Aucun des journalistes qui ont subi la démonstration n’a été capable de reprendre le contrôle de cette Camry grise équipée des meilleures gommes sur les roues avant. Résultat: un tête-à-queue à tout coup.                                                            

Essais sur piste mouillée                       

Le Soleil a eu l’occasion de constater la différence entre des pneus plus neufs à l’arrière ou à l’avant d’un véhicule. Sur les pistes d’essais de Michelin, à Laurens, en Caroline du Sud, il a été possible d’essayer deux Toyota Camry, avec les différentes configurations de pneus: moins usés à l’arrière ou à l’avant.

Ces essais ont été faits sur une piste circulaire mouillée, à une vitesse constante de 90 km/h. Le premier véhicule, ayant les meilleures gommes à l’arrière, a toujours tenu la route. Lorsque le conducteur sentait qu’il allait perdre la maîtrise de la voiture, il lui suffisait de lâcher l’accélérateur pour éviter le dérapage.

Le second véhicule, avec les meilleurs pneus à l’avant, devenait tout à coup hors de contrôle dès qu’il franchissait une flaque d’eau moindrement profonde. La seule solution qui reste à la portée de la plupart des conducteurs dans cette situation est de mettre la transmission au neutre et de freiner.

«Si vous essayez de reprendre le contrôle, votre premier réflexe sera d’essayer de compenser en faisant du survirage avec votre volant et vous aggraverez votre situation, affirme M. Demere. Seul un pilote expérimenté pourra s’en sortir, et, la plupart du temps, celui-ci aura l’expérience nécessaire pour anticiper la situation.
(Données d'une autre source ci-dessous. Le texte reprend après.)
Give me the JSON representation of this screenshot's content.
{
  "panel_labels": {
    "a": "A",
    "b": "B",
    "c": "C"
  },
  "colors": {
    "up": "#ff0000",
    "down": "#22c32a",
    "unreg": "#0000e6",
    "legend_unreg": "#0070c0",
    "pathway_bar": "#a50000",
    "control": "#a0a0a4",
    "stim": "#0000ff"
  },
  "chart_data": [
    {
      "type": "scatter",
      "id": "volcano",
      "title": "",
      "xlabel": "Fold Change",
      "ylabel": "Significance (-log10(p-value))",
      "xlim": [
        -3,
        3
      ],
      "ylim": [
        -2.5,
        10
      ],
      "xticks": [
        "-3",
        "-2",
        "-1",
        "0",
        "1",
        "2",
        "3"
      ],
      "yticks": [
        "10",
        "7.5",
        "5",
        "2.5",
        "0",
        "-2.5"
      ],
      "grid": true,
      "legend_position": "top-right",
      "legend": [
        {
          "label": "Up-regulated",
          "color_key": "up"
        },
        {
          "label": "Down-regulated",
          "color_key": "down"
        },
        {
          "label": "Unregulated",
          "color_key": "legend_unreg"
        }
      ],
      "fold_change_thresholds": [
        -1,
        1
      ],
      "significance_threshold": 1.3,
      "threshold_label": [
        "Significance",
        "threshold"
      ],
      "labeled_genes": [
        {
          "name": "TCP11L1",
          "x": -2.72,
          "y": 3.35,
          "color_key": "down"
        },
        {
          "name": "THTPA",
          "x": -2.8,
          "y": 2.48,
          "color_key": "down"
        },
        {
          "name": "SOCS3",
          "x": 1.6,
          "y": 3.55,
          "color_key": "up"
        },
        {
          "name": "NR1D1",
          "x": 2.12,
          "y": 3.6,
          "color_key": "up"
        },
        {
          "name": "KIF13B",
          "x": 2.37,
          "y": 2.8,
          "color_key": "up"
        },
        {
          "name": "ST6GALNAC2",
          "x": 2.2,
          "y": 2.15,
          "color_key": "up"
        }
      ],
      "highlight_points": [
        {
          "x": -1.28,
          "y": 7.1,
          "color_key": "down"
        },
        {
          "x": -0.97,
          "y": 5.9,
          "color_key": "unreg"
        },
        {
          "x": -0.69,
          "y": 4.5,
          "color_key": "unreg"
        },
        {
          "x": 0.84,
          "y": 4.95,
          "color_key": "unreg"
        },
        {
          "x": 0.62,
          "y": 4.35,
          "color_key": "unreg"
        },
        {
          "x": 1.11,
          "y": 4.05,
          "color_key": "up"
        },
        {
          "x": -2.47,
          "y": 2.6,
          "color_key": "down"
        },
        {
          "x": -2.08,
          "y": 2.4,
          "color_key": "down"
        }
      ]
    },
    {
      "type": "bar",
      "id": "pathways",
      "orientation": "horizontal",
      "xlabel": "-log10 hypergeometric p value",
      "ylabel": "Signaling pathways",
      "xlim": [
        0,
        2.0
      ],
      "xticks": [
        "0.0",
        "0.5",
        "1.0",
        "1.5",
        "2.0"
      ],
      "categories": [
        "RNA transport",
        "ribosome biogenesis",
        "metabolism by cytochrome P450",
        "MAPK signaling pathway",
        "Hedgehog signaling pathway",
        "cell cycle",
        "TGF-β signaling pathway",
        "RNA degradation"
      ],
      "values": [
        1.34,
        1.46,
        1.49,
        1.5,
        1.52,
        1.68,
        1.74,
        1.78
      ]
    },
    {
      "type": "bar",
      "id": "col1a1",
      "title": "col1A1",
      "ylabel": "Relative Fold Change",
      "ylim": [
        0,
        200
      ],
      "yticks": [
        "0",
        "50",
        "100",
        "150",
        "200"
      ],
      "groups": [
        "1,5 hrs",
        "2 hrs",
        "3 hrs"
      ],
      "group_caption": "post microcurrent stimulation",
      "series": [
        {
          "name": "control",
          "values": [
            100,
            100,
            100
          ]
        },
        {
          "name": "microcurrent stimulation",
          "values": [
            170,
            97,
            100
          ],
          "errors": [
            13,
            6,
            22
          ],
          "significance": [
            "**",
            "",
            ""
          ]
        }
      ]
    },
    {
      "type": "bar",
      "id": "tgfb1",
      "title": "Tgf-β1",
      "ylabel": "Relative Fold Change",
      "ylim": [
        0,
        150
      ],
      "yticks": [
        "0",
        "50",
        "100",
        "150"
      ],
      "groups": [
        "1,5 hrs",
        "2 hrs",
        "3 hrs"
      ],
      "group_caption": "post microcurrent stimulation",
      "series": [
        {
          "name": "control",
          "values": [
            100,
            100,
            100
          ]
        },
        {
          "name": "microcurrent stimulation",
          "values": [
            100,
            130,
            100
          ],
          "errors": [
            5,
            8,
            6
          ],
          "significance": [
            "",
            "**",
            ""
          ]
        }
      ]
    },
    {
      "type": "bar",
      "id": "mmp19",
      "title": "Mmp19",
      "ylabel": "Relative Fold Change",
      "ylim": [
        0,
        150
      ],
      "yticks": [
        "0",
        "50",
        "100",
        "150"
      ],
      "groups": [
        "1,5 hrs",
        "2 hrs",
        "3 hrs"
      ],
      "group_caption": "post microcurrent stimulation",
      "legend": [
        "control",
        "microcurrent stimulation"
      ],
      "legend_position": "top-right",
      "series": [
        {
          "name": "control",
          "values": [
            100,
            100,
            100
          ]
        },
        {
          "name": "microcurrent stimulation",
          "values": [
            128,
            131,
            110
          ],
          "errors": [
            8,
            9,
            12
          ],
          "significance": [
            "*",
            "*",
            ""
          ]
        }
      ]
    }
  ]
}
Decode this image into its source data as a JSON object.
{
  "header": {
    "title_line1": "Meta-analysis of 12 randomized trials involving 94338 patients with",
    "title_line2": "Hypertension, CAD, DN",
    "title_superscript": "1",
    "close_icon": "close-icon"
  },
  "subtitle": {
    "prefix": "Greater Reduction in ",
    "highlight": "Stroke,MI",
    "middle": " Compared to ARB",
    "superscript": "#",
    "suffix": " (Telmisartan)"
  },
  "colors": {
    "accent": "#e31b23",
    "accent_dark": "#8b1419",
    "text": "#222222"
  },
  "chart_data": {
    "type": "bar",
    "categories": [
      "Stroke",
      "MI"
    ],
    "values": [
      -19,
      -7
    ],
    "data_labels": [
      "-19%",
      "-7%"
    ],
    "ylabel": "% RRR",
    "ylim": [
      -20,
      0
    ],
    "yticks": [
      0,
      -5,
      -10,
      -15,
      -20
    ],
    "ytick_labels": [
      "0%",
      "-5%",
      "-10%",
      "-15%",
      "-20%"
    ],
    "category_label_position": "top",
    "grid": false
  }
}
«Sur les plus de 5000 personnes qui ont fait le test que vous allez faire, seulement une trentaine ont réussi à garder le contrôle du véhicule, disait M. Demere afin de rassurer le groupe de journalistes qui s’apprêtaient à subir cette démonstration. Et, dans ce groupe de conducteurs, tous étaient des pilotes de rallye ou de course très expérimentés.»

++                      

Le Soleil était alors invité à visiter les installations du manufacturier de pneus Michelin, en Caroline du Sud.